Researcher and writer
The essayist Evgeny Morozov (Soligorsk, Belarus, 1984) is one of the most renowned researchers in the social and political effects of new technologies. After studying at the American University in Bulgaria, he lived for a time in Berlin before settling in the United States. Visiting Professor at Stanford University and the Edmund A. Walsh School of Foreign Service at Georgetown University, he is a member of the Open Society Foundations (OSF) in New York and the New America Foundation. His critical reflections on the new technologies of information and communication (ICT) are usually published in newspapers as The Economist, Newsweek, The Wall Street Journal, The International Herald Tribune, Le Monde, El País, Frankfurter Allgemeine Zeitung, The Boston Globe, The San Francisco Chronicle, Prospect or Dissent and in audiovisual media as BBC, CNN, CBS, SkyNews, Al Jazeera International, France 24, Reuters TV or NPR
One of his most outstanding books is The Net Delusion: The Dark Side of Internet Freedom (2012), which argues that the Internet has so far been a tool of surveillance and repression and remains skeptical about its democratizing power.
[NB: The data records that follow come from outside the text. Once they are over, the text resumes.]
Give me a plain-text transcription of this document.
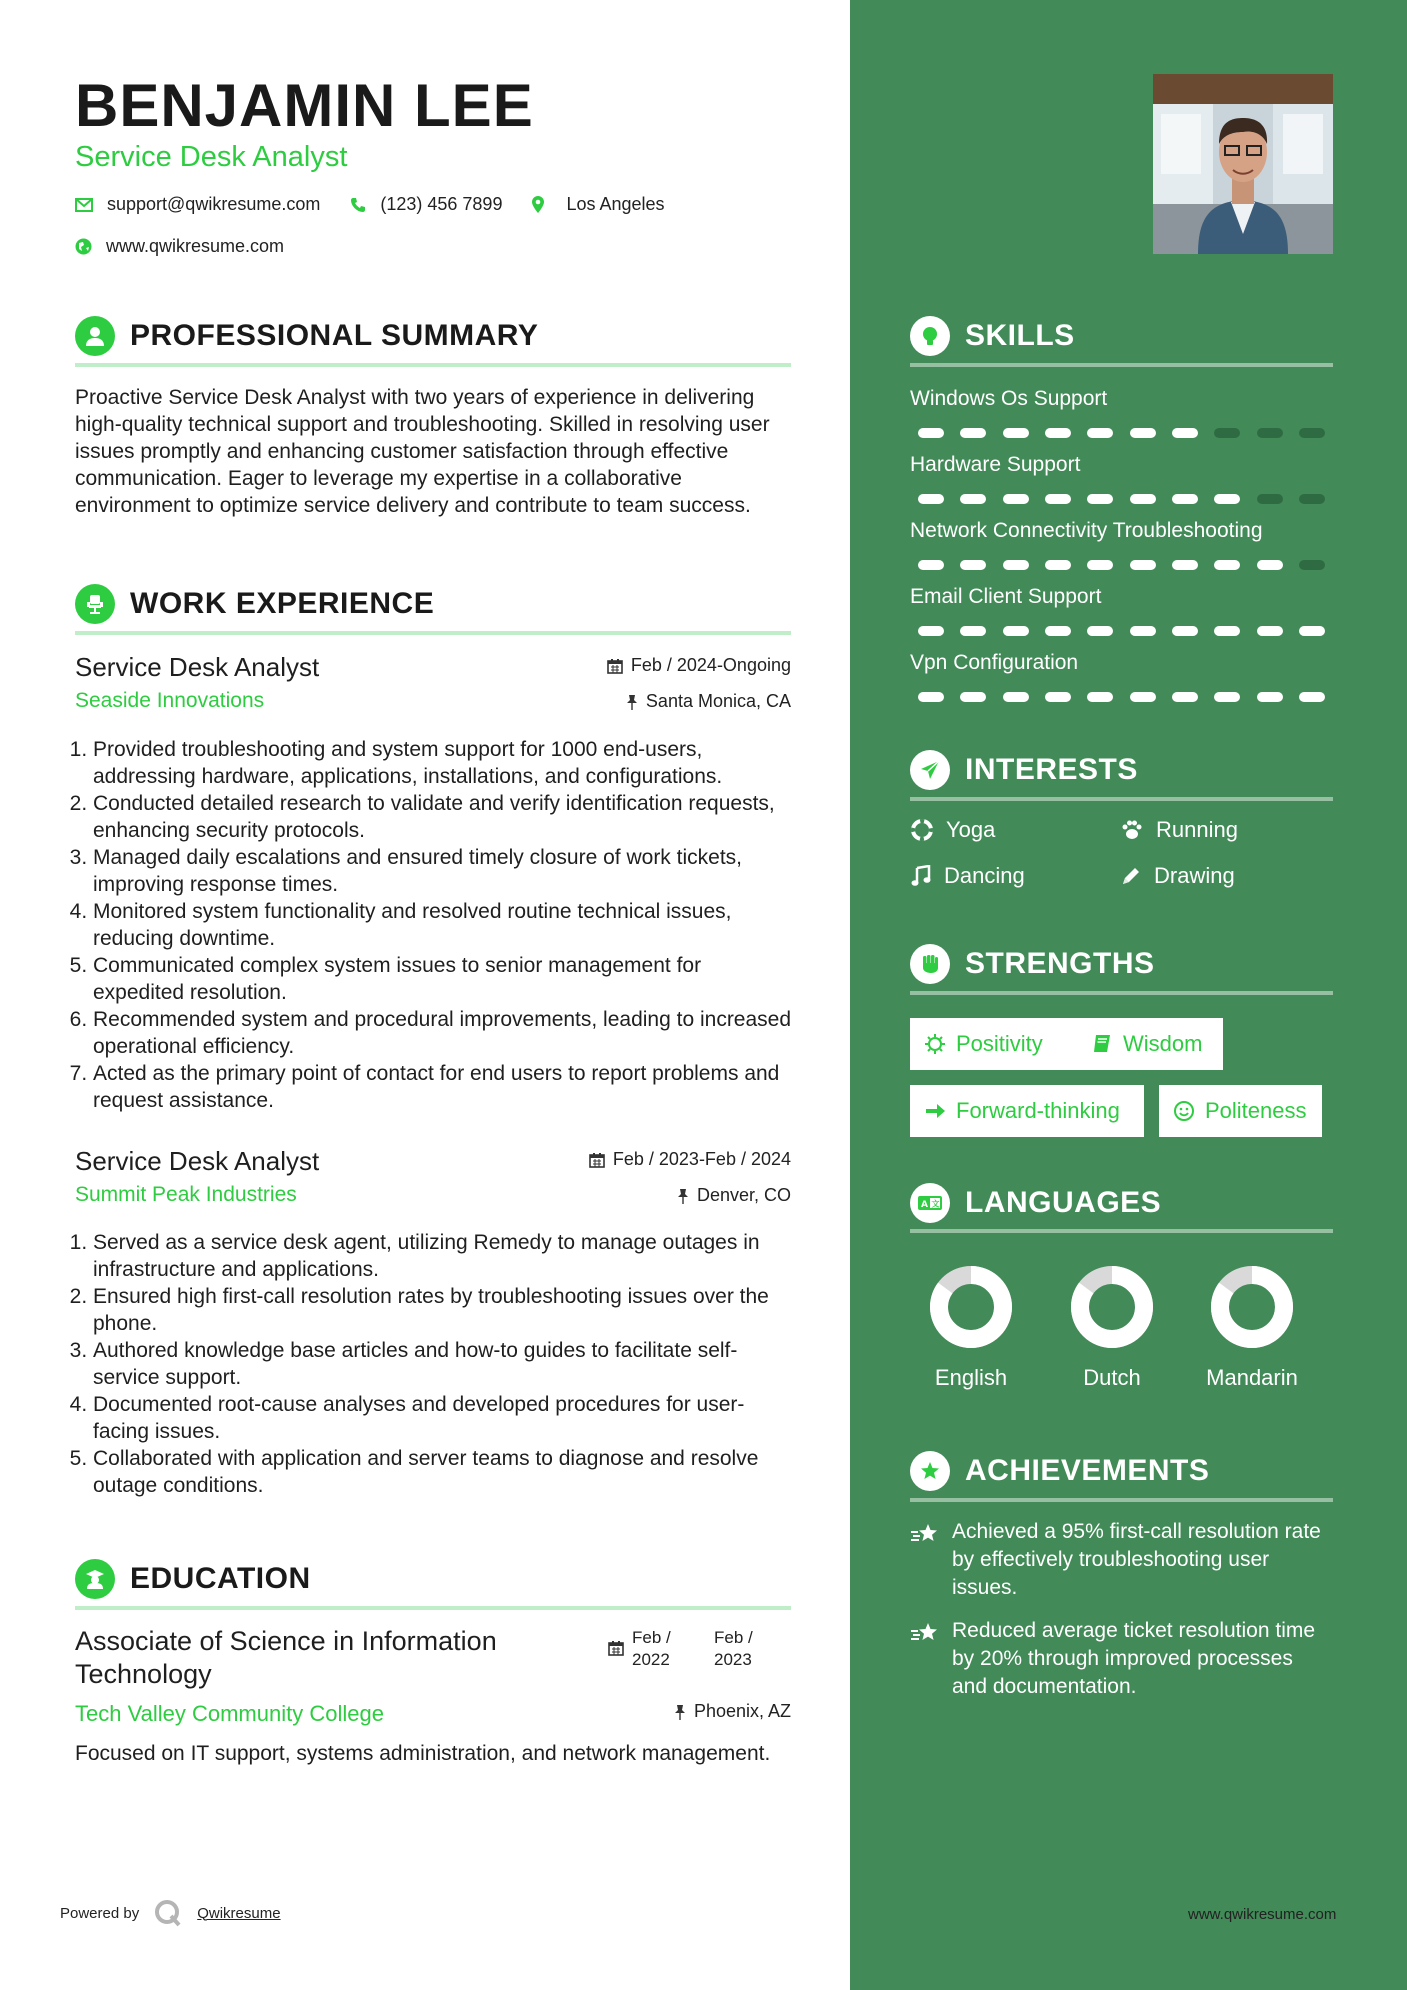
BENJAMIN LEE
Service Desk Analyst
support@qwikresume.com	(123) 456 7899	Los Angeles
www.qwikresume.com
PROFESSIONAL SUMMARY
Proactive Service Desk Analyst with two years of experience in delivering high-quality technical support and troubleshooting. Skilled in resolving user issues promptly and enhancing customer satisfaction through effective communication. Eager to leverage my expertise in a collaborative environment to optimize service delivery and contribute to team success.
WORK EXPERIENCE
Service Desk Analyst
Seaside Innovations
Feb / 2024-Ongoing
Santa Monica, CA
1. Provided troubleshooting and system support for 1000 end-users, addressing hardware, applications, installations, and configurations.
2. Conducted detailed research to validate and verify identification requests, enhancing security protocols.
3. Managed daily escalations and ensured timely closure of work tickets, improving response times.
4. Monitored system functionality and resolved routine technical issues, reducing downtime.
5. Communicated complex system issues to senior management for expedited resolution.
6. Recommended system and procedural improvements, leading to increased operational efficiency.
7. Acted as the primary point of contact for end users to report problems and request assistance.
Service Desk Analyst
Summit Peak Industries
Feb / 2023-Feb / 2024
Denver, CO
1. Served as a service desk agent, utilizing Remedy to manage outages in infrastructure and applications.
2. Ensured high first-call resolution rates by troubleshooting issues over the phone.
3. Authored knowledge base articles and how-to guides to facilitate self-service support.
4. Documented root-cause analyses and developed procedures for user-facing issues.
5. Collaborated with application and server teams to diagnose and resolve outage conditions.
EDUCATION
Associate of Science in Information Technology
Feb / 2022
Feb / 2023
Tech Valley Community College	Phoenix, AZ
Focused on IT support, systems administration, and network management.
Powered by	Qwikresume
SKILLS
Windows Os Support
Hardware Support
Network Connectivity Troubleshooting
Email Client Support
Vpn Configuration
INTERESTS
Yoga	Running
Dancing	Drawing
STRENGTHS
Positivity	Wisdom
Forward-thinking	Politeness
A 文 LANGUAGES
English	Dutch	Mandarin
ACHIEVEMENTS
Achieved a 95% first-call resolution rate by effectively troubleshooting user issues.
Reduced average ticket resolution time by 20% through improved processes and documentation.
www.qwikresume.com
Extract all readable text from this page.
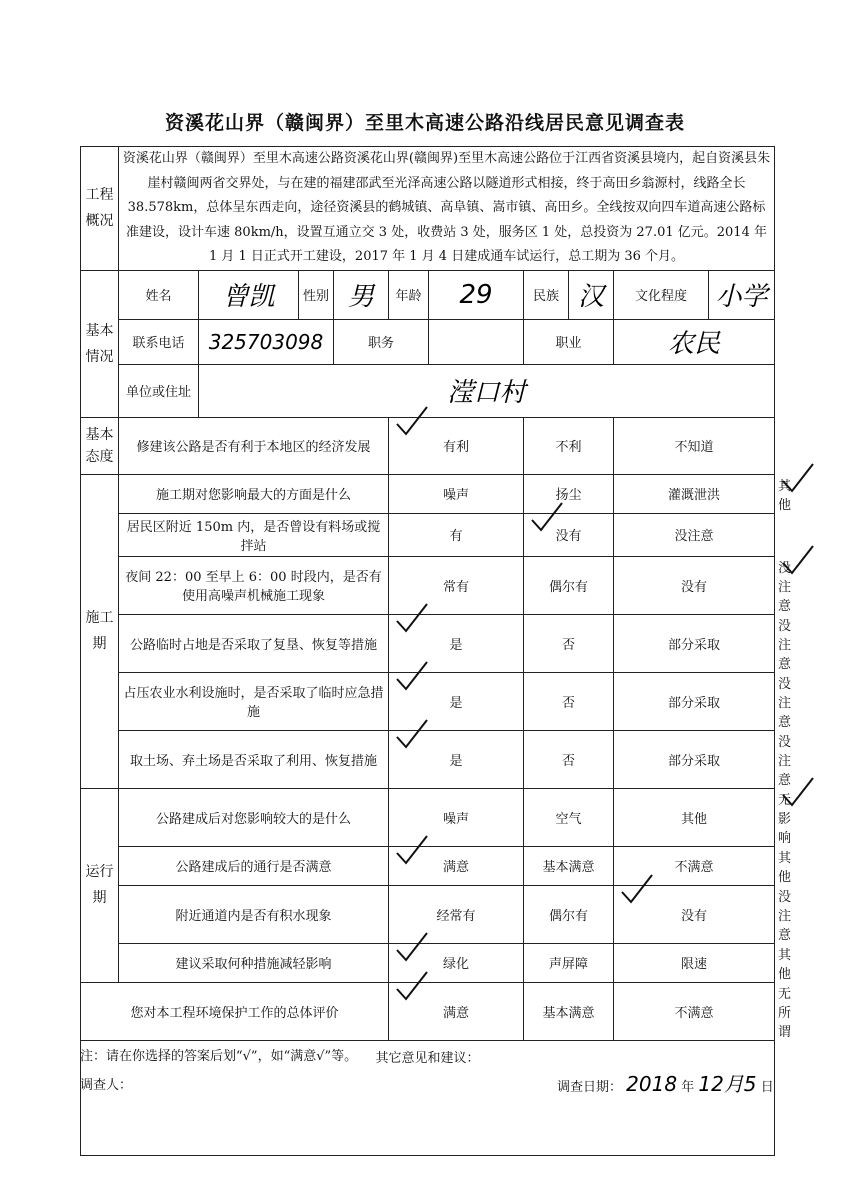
资溪花山界（赣闽界）至里木高速公路沿线居民意见调查表
工程概况	资溪花山界（赣闽界）至里木高速公路资溪花山界(赣闽界)至里木高速公路位于江西省资溪县境内，起自资溪县朱崖村赣闽两省交界处，与在建的福建邵武至光泽高速公路以隧道形式相接，终于高田乡翁源村，线路全长 38.578km，总体呈东西走向，途径资溪县的鹤城镇、高阜镇、嵩市镇、高田乡。全线按双向四车道高速公路标准建设，设计车速 80km/h，设置互通立交 3 处，收费站 3 处，服务区 1 处，总投资为 27.01 亿元。2014 年 1 月 1 日正式开工建设，2017 年 1 月 4 日建成通车试运行，总工期为 36 个月。										
基本情况	姓名	曾凯	性别	男	年龄	29	民族	汉	文化程度	小学	
	联系电话	325703098		职务			职业		农民		
	单位或住址	滢口村									
基本态度	修建该公路是否有利于本地区的经济发展				有利		不利		不知道		
施工期	施工期对您影响最大的方面是什么				噪声		扬尘		灌溉泄洪		其他

	居民区附近 150m 内，是否曾设有料场或搅拌站				有		没有		没注意		
	夜间 22：00 至早上 6：00 时段内，是否有使用高噪声机械施工现象				常有		偶尔有		没有		没注意

	公路临时占地是否采取了复垦、恢复等措施				是		否		部分采取		没注意
	占压农业水利设施时，是否采取了临时应急措施				是		否		部分采取		没注意
	取土场、弃土场是否采取了利用、恢复措施				是		否		部分采取		没注意
运行期	公路建成后对您影响较大的是什么				噪声		空气		其他		无影响

	公路建成后的通行是否满意				满意		基本满意		不满意		其他
	附近通道内是否有积水现象				经常有		偶尔有		没有		没注意
	建议采取何种措施减轻影响				绿化		声屏障		限速		其他
您对本工程环境保护工作的总体评价					满意		基本满意		不满意		无所谓
其它意见和建议：											
注：请在你选择的答案后划“√”，如“满意√”等。
调查人：	调查日期： 2018 年 12月5 日
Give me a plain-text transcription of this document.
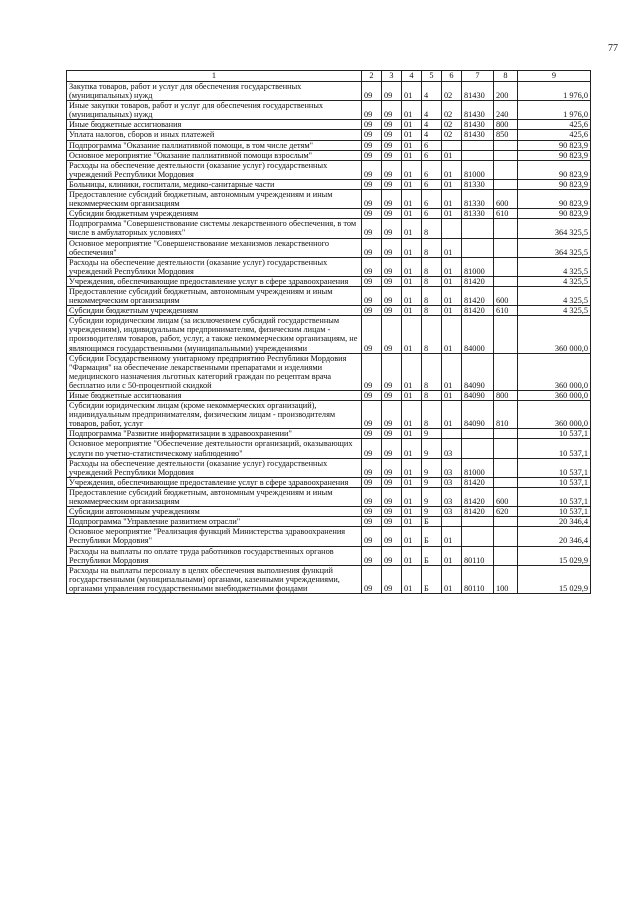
77
1	2	3	4	5	6	7	8	9
Закупка товаров, работ и услуг для обеспечения государственных (муниципальных) нужд	09	09	01	4	02	81430	200	1 976,0
Иные закупки товаров, работ и услуг для обеспечения государственных (муниципальных) нужд	09	09	01	4	02	81430	240	1 976,0
Иные бюджетные ассигнования	09	09	01	4	02	81430	800	425,6
Уплата налогов, сборов и иных платежей	09	09	01	4	02	81430	850	425,6
Подпрограмма "Оказание паллиативной помощи, в том числе детям"	09	09	01	6				90 823,9
Основное мероприятие "Оказание паллиативной помощи взрослым"	09	09	01	6	01			90 823,9
Расходы на обеспечение деятельности (оказание услуг) государственных учреждений Республики Мордовия	09	09	01	6	01	81000		90 823,9
Больницы, клиники, госпитали, медико-санитарные части	09	09	01	6	01	81330		90 823,9
Предоставление субсидий бюджетным, автономным учреждениям и иным некоммерческим организациям	09	09	01	6	01	81330	600	90 823,9
Субсидии бюджетным учреждениям	09	09	01	6	01	81330	610	90 823,9
Подпрограмма "Совершенствование системы лекарственного обеспечения, в том числе в амбулаторных условиях"	09	09	01	8				364 325,5
Основное мероприятие "Совершенствование механизмов лекарственного обеспечения"	09	09	01	8	01			364 325,5
Расходы на обеспечение деятельности (оказание услуг) государственных учреждений Республики Мордовия	09	09	01	8	01	81000		4 325,5
Учреждения, обеспечивающие предоставление услуг в сфере здравоохранения	09	09	01	8	01	81420		4 325,5
Предоставление субсидий бюджетным, автономным учреждениям и иным некоммерческим организациям	09	09	01	8	01	81420	600	4 325,5
Субсидии бюджетным учреждениям	09	09	01	8	01	81420	610	4 325,5
Субсидии юридическим лицам (за исключением субсидий государственным учреждениям), индивидуальным предпринимателям, физическим лицам - производителям товаров, работ, услуг, а также некоммерческим организациям, не являющимся государственными (муниципальными) учреждениями	09	09	01	8	01	84000		360 000,0
Субсидии Государственному унитарному предприятию Республики Мордовия "Фармация" на обеспечение лекарственными препаратами и изделиями медицинского назначения льготных категорий граждан по рецептам врача бесплатно или с 50-процентной скидкой	09	09	01	8	01	84090		360 000,0
Иные бюджетные ассигнования	09	09	01	8	01	84090	800	360 000,0
Субсидии юридическим лицам (кроме некоммерческих организаций), индивидуальным предпринимателям, физическим лицам - производителям товаров, работ, услуг	09	09	01	8	01	84090	810	360 000,0
Подпрограмма "Развитие информатизации в здравоохранении"	09	09	01	9				10 537,1
Основное мероприятие "Обеспечение деятельности организаций, оказывающих услуги по учетно-статистическому наблюдению"	09	09	01	9	03			10 537,1
Расходы на обеспечение деятельности (оказание услуг) государственных учреждений Республики Мордовия	09	09	01	9	03	81000		10 537,1
Учреждения, обеспечивающие предоставление услуг в сфере здравоохранения	09	09	01	9	03	81420		10 537,1
Предоставление субсидий бюджетным, автономным учреждениям и иным некоммерческим организациям	09	09	01	9	03	81420	600	10 537,1
Субсидии автономным учреждениям	09	09	01	9	03	81420	620	10 537,1
Подпрограмма "Управление развитием отрасли"	09	09	01	Б				20 346,4
Основное мероприятие "Реализация функций Министерства здравоохранения Республики Мордовия"	09	09	01	Б	01			20 346,4
Расходы на выплаты по оплате труда работников государственных органов Республики Мордовия	09	09	01	Б	01	80110		15 029,9
Расходы на выплаты персоналу в целях обеспечения выполнения функций государственными (муниципальными) органами, казенными учреждениями, органами управления государственными внебюджетными фондами	09	09	01	Б	01	80110	100	15 029,9
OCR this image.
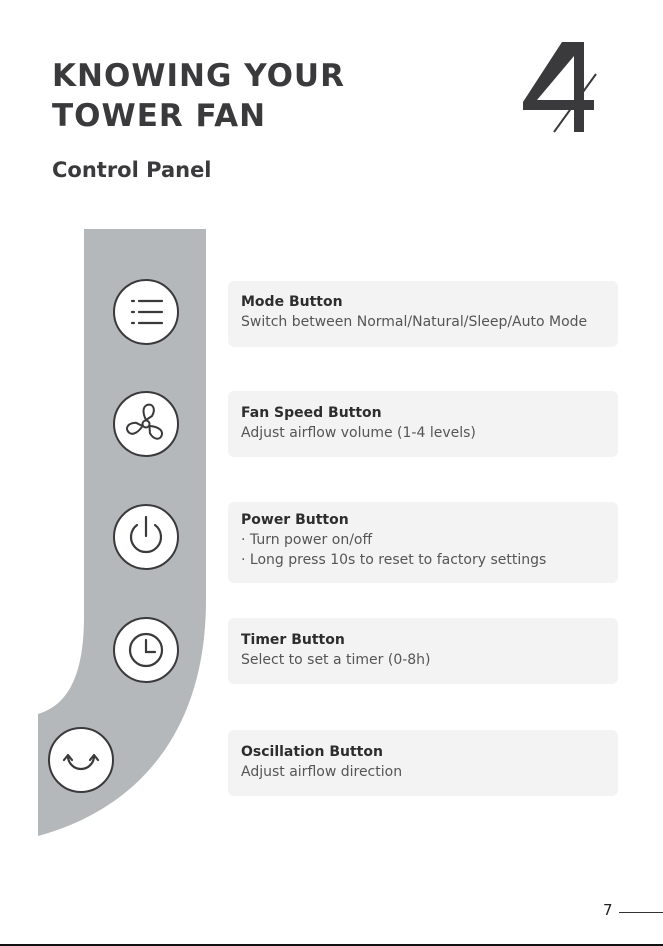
KNOWING YOUR
TOWER FAN
Control Panel
Mode Button
Switch between Normal/Natural/Sleep/Auto Mode
Fan Speed Button
Adjust airflow volume (1-4 levels)
Power Button
· Turn power on/off
· Long press 10s to reset to factory settings
Timer Button
Select to set a timer (0-8h)
Oscillation Button
Adjust airflow direction
7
Also relevant is his latest book, To Save Everything, Click Here (2013), which criticizes the excessive confidence with of many experts towards technological advances as a solution to the problems of the future and argues that technology has to enter the public debate as politics, economics or history do. In January 2014, Morozov visited the Centre of Contemporary Culture of Barcelona (CCCB) to inaugurate the Open City cycle, in the framework of the 'Europe City' program, with a lecture entitled Democracy, Technology and City.